Funeral na Escócia

Recentemente, compareci ao meu primeiro funeral na Escócia. Fui prestar as últimas homenagens à tia de meu marido, a qual eu tive o prazer de conhecer algumas semanas antes. A família já vinha se preparando para a despedida eminente, lidando com a progressão do temido câncer de intestino (ou colorretal, que é a segunda maior causa de mortes por câncer no mundo, segundo a OMS). Ainda assim, um momento inevitavelmente triste. 

Fui orientada a vestir-me de preto e a não levar flores. Diferentemente de como ocorre no Brasil, onde o que se vai vestir não importa nessa ocasião e flores são bem-vindas. O uso da cor preta para representar o luto é uma herança da Idade Média e, no Reino Unido, essa tradição se tornou ainda mais forte com o luto eterno da Rainha Vitória, que durou 40 anos até a sua morte. 

No local do velório, o crematório municipal instalado em um terreno com lindos jardins, os homens aguardavam de terno e gravata e as mulheres de tubinho ou conjunto social para adentrar à capela. Primeiro, os parentes mais próximos. 

Clique nas fotos para ampliá-las


Apesar do afrouxamento de algumas restrições impostas durante a pandemia, conforme os casos de covid-19 foram diminuindo no Reino Unido, havia um limite de até 40 pessoas permitidas no local, além da obrigatoriedade do uso de máscara, álcool em gel e distanciamento social. É assim que países sérios agem. Tudo bem que lá no início o primeiro ministro do Reino Unido (o espantalho do Boris Johnson) insistiu na ideia de imunidade de rebanho, que logo caiu por terra. Ele mesmo contraiu a doença e acabou sendo internado, mas isso é outra história.

Vale dizer aqui que o distanciamento social não foi possível, já que familiares e amigos acabam por dar beijos e abraços de consolo. Assim como ocorre entre os brasileiros, velórios se tornam oportunidades para colocar o papo em dia e conhecer novos membros da família (no caso, eu! rs). Bem, recebemos um folheto com a foto da tia do meu marido e uma vez todos dentro da capela, cada um sentou em uma cadeira. Habituada à figura de um padre ou pastor incumbido das homenagens finais, me surpreendi com a presença de um humanista. O Humanismo deposita suas crenças na ciência e na razão e não em religiões e seres divinos.

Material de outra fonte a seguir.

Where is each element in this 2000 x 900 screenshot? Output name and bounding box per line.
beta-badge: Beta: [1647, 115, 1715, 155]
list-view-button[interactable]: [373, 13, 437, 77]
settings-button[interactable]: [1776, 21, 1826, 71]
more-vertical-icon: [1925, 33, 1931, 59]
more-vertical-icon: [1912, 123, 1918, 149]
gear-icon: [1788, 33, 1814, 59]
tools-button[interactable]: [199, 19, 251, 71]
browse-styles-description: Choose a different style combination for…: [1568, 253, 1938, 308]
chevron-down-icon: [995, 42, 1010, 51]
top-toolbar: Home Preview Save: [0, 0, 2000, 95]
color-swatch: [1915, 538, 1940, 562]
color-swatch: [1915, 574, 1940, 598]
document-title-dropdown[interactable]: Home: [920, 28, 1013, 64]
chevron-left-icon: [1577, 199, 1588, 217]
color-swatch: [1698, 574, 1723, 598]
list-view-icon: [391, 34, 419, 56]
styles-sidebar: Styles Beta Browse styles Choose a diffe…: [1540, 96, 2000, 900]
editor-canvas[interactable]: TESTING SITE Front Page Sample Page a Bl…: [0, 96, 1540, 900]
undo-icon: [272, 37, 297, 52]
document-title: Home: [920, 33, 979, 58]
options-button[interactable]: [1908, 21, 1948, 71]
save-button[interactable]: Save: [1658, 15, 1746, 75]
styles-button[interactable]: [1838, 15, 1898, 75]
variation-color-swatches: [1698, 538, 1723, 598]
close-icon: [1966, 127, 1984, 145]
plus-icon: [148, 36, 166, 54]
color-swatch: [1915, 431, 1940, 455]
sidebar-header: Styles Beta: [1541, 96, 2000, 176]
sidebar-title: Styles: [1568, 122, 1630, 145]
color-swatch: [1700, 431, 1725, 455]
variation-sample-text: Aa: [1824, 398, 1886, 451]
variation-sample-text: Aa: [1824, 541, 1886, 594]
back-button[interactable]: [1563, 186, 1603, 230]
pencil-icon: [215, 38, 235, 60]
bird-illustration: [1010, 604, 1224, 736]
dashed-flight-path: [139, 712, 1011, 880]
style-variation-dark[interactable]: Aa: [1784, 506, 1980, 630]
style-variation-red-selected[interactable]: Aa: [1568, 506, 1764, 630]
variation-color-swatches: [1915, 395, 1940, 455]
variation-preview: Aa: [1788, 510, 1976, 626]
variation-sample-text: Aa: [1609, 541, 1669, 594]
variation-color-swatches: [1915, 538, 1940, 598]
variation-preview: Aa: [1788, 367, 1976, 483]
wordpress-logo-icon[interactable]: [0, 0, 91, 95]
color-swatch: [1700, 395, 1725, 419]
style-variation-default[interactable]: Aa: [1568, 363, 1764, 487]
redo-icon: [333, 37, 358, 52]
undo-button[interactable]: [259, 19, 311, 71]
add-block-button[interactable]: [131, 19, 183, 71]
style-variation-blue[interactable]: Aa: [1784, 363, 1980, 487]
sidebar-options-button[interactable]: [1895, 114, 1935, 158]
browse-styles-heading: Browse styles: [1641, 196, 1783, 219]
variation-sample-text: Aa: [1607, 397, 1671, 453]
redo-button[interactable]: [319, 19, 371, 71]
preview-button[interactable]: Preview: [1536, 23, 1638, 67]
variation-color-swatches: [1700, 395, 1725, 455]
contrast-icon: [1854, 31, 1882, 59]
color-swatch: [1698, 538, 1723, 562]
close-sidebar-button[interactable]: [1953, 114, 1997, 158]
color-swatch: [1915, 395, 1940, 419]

Pelas palavras do celebrante, Vida (sim, esse era seu nome), que partiu pouco antes de completar 77 anos, teve uma vida empolgante. Trabalhou, estudou, conheceu o amor de sua vida, com quem teve dois filhos - que lhe deram netos - e viajou o mundo todo, vivendo 20 anos em Hong Kong. Quando adoeceu, descobriu na cerâmica um agradável passatempo e até nos presenteou com um de seus mimos. Pergunto-me se ela sabia o significado de seu nome na língua portuguesa e também espanhola, mas acredito que sim, uma vez que um dos lugares por onde passou foi o Brasil. 


Foi uma bela e objetiva homenagem, com uma pausa para reflexão ao som de Requien em D Menor de Mozart e encerramento com a inconfundível gaita de foles presente na música Highland Cathedral. Essas ocasiões nos fazem refletir sobre o que queremos levar conosco quando partirmos e o que gostaríamos de deixar como legado.

Uma tradição daqui e que eu considero muito válida para ser aplicada também no Brasil é a distribuição de donativos para doação a uma instituição. No caso da tia do meu marido, ainda em vida ela escolheu a Cancer Research. 

Fim da cerimônia, ninguém mais fica na capela para velar o corpo, como fazemos no Brasil. Os participantes são convidados a se juntar aos membros da família em uma recepção. Neste caso, ocorreu no salão de um hotel próximo ao crematório. Foram servidas comidinhas e bebidas, incluindo vinhos branco e tinto e, claro, whisky! Foi um momento de muita descontração e risadas, ou seja, nada diferente dos brasileiros.